Here is a comprehensive guide to walk you through the loan application steps.
Step One: Prepare
Begin by analyzing your financing needs. This will help you know what type of loan is suitable for your small business.
Ask yourself the following questions:
- What is the money for?
- How much money do you need?
- When do you need it?
- When do you expect to start seeing returns on the investment?
- What is your ideal repayment period?
Know what the business can afford. Estimate the revenue you expect to get from the investment. If you plan on covering a cash flow gap with the loan, estimate the time it will take to receive the delayed payment. Other things you may want to consider include seasonal ups and downs as well as additional expenses that may popup during the repayment period.
Prepare your business’s basic information. To determine the eligibility of your business, creditors will need to know basic personal and business information. They may ask questions about the revenue, basic structure, etc.
Step Two: Research
Know the available financing options. Understand the various types of financing for small businesses. Assess the ones that are best for your situation.
Check the eligibility requirements and see whether your business meets them. Different providers will have different eligibility requirements. Some of the factors that they consider include industry of business, location, years in business and the business revenue. This information is usually available on the provider’s website.
Step Three: Submit the Application for Review
What are lenders evaluating?
Once you submit your documentation and paperwork, the lender will take some time to review your application. It may take months, weeks, days or just hours. Regardless of the duration, most small businesses use a similar fundamental set of metrics for evaluation. They include the following:
- Capacity: this is the ability of your small business to continue operating while paying off debts.
- Character: this shows your credit history as a borrower. It portrays your responsibility when it comes to repaying loans.
- Conditions: this is a measure of the economy, time in business, geographic location and industry.
- Capital: the ability of your business to support the loan amount you have applied for.
- Collateral: These are the assets to be liquidated in case you default.
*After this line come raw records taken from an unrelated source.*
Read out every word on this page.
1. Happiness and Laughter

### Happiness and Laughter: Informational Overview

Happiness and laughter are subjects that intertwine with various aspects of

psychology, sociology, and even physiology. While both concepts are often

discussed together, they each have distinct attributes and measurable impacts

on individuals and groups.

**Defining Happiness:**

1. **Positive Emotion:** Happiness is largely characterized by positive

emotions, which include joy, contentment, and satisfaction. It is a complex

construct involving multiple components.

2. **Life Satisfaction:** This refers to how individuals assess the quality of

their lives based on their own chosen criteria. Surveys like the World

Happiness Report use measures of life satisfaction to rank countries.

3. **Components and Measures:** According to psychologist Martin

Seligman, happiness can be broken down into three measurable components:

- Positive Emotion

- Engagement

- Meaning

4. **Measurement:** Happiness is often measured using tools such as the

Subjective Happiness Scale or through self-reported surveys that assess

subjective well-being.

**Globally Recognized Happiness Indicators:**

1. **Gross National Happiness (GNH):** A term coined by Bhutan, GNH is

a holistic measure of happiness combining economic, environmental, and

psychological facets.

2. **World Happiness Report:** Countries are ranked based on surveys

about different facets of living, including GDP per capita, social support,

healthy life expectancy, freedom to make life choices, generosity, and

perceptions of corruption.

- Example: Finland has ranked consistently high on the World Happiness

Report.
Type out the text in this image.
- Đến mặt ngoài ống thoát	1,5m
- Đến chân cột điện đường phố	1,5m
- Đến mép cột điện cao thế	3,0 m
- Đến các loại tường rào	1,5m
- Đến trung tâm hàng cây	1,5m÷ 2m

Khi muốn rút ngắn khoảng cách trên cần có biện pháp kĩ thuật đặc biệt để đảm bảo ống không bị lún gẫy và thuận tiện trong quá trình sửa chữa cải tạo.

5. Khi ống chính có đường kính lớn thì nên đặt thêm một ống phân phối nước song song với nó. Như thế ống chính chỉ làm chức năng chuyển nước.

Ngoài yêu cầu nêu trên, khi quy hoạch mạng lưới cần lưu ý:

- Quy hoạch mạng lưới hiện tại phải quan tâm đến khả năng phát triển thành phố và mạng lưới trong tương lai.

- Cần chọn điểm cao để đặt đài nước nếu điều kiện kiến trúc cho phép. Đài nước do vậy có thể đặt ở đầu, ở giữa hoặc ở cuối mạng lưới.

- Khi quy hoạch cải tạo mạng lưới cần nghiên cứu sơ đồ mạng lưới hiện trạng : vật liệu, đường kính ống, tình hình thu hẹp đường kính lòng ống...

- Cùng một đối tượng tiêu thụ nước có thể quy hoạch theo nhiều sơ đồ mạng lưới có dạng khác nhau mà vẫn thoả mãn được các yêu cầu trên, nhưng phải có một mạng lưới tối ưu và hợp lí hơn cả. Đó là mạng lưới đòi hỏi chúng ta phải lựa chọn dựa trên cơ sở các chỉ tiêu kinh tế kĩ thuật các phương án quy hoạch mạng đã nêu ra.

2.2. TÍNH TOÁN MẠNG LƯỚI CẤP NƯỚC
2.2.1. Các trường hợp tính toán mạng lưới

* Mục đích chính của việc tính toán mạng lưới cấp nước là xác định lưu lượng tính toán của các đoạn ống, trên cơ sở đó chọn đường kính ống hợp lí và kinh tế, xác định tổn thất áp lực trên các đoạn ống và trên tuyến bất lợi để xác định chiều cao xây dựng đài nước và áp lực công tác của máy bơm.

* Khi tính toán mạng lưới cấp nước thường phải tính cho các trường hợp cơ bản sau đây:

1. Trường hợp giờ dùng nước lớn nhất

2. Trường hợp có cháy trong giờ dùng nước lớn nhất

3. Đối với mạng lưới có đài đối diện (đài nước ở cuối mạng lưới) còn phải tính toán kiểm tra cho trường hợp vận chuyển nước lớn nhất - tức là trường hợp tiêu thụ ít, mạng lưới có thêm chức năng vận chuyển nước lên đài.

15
Not all lenders require collateral—in that case, it is referred to as unsecured financing.
Step Four: Analyze the Loan
Assess the loan structure.
- When will you receive the funds?
- For how long do they expect you to make payments?
- When and how will you make the payments?
- Will that loan help your business credit?
Check the costs. The math should be simple. Know the total amount you will have to pay back. See whether there are any additional fees.
Step Five: Get the Best Option for Your Small Business
Don’t make the decision based on costs only. Consider the provider’s reputation, complexity of the process, etc.